Rechtsanwältin Dr. Susanne Clemenz, Gütersloh, und Rechtsanwalt Professor Dr. Georg Annuß LL.M., München
Heft 16/2024
In der Zeit vom 25. bis 27.9.2024 wird der 74. Deutsche Juristentag in Stuttgart stattfinden. Die Abteilung Arbeits- und Sozialrecht wird sich dieses Mal mit einer zentralen Frage des Arbeitsrechts befassen: „Wen schützt das Arbeits- und Sozialversicherungsrecht? – Empfiehlt sich eine Neuausrichtung seines Anwendungsbereichs?“
Diese Frage ist nicht nur eine rein juristische. Durch die Arbeit finden Menschen ihren Platz in der Gesellschaft. Die Art und Weise, wie Arbeit organisiert, geordnet und reguliert wird, hat entscheidenden Einfluss auf das Miteinander in einer Gesellschaft. Es geht also um ein Thema, das angesichts der rasanten technologischen wie auch politischen Entwicklungen der letzten Jahre nicht nur zu einer breiten rechtspolitischen Diskussion einlädt, sondern auch ohne dogmatische rote Linien und offen für neue Ideen diskutiert werden muss.

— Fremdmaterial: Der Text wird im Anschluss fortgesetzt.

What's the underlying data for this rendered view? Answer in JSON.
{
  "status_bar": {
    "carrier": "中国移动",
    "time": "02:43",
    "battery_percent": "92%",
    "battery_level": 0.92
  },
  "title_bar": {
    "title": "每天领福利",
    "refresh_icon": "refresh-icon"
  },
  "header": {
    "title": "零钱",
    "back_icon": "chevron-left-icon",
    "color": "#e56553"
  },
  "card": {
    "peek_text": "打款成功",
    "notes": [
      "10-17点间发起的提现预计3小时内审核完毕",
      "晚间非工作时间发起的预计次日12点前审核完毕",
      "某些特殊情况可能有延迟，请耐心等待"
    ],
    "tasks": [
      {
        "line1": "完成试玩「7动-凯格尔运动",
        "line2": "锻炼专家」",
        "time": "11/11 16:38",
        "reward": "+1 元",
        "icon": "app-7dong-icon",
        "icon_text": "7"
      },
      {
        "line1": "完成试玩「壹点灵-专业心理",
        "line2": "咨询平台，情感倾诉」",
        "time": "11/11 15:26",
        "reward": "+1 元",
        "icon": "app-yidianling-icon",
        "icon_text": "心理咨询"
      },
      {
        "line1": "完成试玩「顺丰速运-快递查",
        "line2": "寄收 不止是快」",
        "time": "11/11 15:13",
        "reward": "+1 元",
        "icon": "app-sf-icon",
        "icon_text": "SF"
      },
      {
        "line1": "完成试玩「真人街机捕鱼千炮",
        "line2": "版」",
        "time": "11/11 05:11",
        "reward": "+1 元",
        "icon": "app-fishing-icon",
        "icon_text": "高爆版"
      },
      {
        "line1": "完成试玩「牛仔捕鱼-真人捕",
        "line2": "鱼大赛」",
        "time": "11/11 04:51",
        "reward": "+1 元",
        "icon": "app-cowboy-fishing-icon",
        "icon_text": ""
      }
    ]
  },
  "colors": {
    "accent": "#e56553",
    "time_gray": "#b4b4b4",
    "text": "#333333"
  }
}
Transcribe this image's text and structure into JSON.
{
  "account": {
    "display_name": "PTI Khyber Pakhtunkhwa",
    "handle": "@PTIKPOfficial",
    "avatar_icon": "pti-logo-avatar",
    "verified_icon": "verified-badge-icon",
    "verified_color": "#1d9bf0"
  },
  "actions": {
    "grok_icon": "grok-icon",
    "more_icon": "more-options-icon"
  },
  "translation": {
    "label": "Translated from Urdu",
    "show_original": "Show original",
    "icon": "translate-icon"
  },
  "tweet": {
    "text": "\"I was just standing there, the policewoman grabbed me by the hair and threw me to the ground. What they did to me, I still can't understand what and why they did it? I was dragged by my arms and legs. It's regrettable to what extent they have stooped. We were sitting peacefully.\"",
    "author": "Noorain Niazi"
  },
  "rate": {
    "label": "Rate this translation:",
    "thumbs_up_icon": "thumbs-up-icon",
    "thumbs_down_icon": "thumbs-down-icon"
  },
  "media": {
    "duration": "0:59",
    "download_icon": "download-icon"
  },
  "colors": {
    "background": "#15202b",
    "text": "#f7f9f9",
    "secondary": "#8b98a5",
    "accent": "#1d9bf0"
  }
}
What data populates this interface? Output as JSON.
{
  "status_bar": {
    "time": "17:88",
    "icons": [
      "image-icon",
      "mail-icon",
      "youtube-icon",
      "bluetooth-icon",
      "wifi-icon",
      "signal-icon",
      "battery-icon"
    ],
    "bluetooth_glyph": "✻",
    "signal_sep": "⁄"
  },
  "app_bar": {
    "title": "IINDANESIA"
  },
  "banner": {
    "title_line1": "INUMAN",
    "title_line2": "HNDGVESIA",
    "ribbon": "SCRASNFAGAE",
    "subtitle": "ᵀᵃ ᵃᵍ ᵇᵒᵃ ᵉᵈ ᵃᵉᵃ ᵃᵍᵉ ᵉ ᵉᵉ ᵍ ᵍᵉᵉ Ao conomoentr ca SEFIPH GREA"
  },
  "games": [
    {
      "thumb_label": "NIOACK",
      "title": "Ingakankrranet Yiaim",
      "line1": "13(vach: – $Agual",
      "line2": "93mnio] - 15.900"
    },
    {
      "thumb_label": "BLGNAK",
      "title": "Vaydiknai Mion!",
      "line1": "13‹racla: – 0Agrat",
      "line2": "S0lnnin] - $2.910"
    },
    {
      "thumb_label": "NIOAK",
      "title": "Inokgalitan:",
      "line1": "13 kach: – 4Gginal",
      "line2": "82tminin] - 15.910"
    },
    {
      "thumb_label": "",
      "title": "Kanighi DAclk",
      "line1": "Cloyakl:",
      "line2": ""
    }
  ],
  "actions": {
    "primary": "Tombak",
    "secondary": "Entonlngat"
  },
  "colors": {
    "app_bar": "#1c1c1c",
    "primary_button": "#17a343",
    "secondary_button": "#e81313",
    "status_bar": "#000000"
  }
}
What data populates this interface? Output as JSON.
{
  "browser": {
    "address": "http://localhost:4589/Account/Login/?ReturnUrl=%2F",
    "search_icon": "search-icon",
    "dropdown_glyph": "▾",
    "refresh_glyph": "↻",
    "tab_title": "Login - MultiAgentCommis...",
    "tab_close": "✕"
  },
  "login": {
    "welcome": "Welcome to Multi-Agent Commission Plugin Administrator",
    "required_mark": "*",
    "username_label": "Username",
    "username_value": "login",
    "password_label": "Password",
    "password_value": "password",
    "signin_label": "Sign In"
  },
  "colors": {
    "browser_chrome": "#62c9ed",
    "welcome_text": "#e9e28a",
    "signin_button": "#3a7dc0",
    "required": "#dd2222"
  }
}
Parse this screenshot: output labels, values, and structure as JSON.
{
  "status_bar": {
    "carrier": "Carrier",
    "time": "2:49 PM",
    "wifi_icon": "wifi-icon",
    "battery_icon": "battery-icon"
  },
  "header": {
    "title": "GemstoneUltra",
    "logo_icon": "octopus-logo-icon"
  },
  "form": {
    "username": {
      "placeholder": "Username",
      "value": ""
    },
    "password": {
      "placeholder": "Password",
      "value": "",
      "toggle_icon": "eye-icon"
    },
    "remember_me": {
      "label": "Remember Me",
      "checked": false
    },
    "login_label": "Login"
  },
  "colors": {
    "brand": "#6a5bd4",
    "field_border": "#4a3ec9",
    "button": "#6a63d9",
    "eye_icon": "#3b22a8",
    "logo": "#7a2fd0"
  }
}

Diese Erkenntnis ist nicht neu. Sie findet sich beispielsweise bereits im Supiot-Report der EU aus dem Jahr 1999 sowie im Grünbuch der Europäischen Kommission „Ein modernes Arbeitsrecht für die Herausforderungen des 21. Jahrhunderts“ (KOM/2006/0708 endg.). In der rechtspolitischen Diskussion hat sie allerdings kaum Widerhall gefunden, so dass die Frage nach dem Leitbild der arbeitsrechtlichen Regulierung und die daraus zu ziehenden Schlussfolgerungen bislang nicht vertieft behandelt wurden.
Mit diesem Schwerpunktheft, in dem neben Vertretern aus der Rechtswissenschaft auch Vertreter der Ökonomie und Sozialphilosophie ihre Gedanken mit uns teilen, möchten wir eine möglichst breite Diskussion in Gang bringen, die jenseits der bekannten „Sachzwänge“ (partei- und verbands-) politischer Umsetzbarkeit den Status Quo der arbeitsrechtlichen Regulierung kritisch überprüft und auch neue Wege sowie Gedanken zu einer künftigen Arbeitsrechtsordnung formuliert. So beantwortet Prof. Dr. Uwe Jirjahn die durch das Thema des Deutschen Juristentags gestellte Frage damit, „dass das Arbeits- und Sozialversicherungsrecht die Demokratie in Deutschland schützt“ (S. 1122), woraus ein wesentlich breiterer Gestaltungsauftrag an den Gesetzgeber resultieren würde, als es dem herrschenden Verständnis entspricht. In eine ähnliche Richtung weist die nachdrücklich erhobene Forderung von Prof. Dr. Lisa Herzog, „Arbeit so zu gestalten, wie es der gleichen Würde aller Mitglieder einer demokratischen Gesellschaft entspricht, um damit auch die politische Demokratie zukunftsfest zu machen“ (S. 1118).
Auf dem 74. Deutschen Juristentag wird sich zeigen, ob wir weiterhin in Konvention und althergebrachten Denkweisen verhaftet bleiben oder zu einem „Out of the box Denken“ im besten Sinn in der Lage sind. Die Grundlage dafür bildet ein Gutachten von Prof. Dr. Christian Rolfs, das durch drei Referate (Prof. Dr. Georg Annuß, Barbara Geiger und Prof. Dr. Eva Kocher) begleitet wird. Wir freuen uns sehr, dass zur weiteren Vorbereitung dieser Diskussion so viele kluge Köpfe unserer Einladung gefolgt sind, und hoffen, dass ihre in diesem Heft versammelten Beiträge viele derzeit vielleicht noch Unentschlossene motivieren, an der Diskussion auf dem 74. Deutschen Juristentag teilzunehmen und sich dort ebenfalls einzubringen.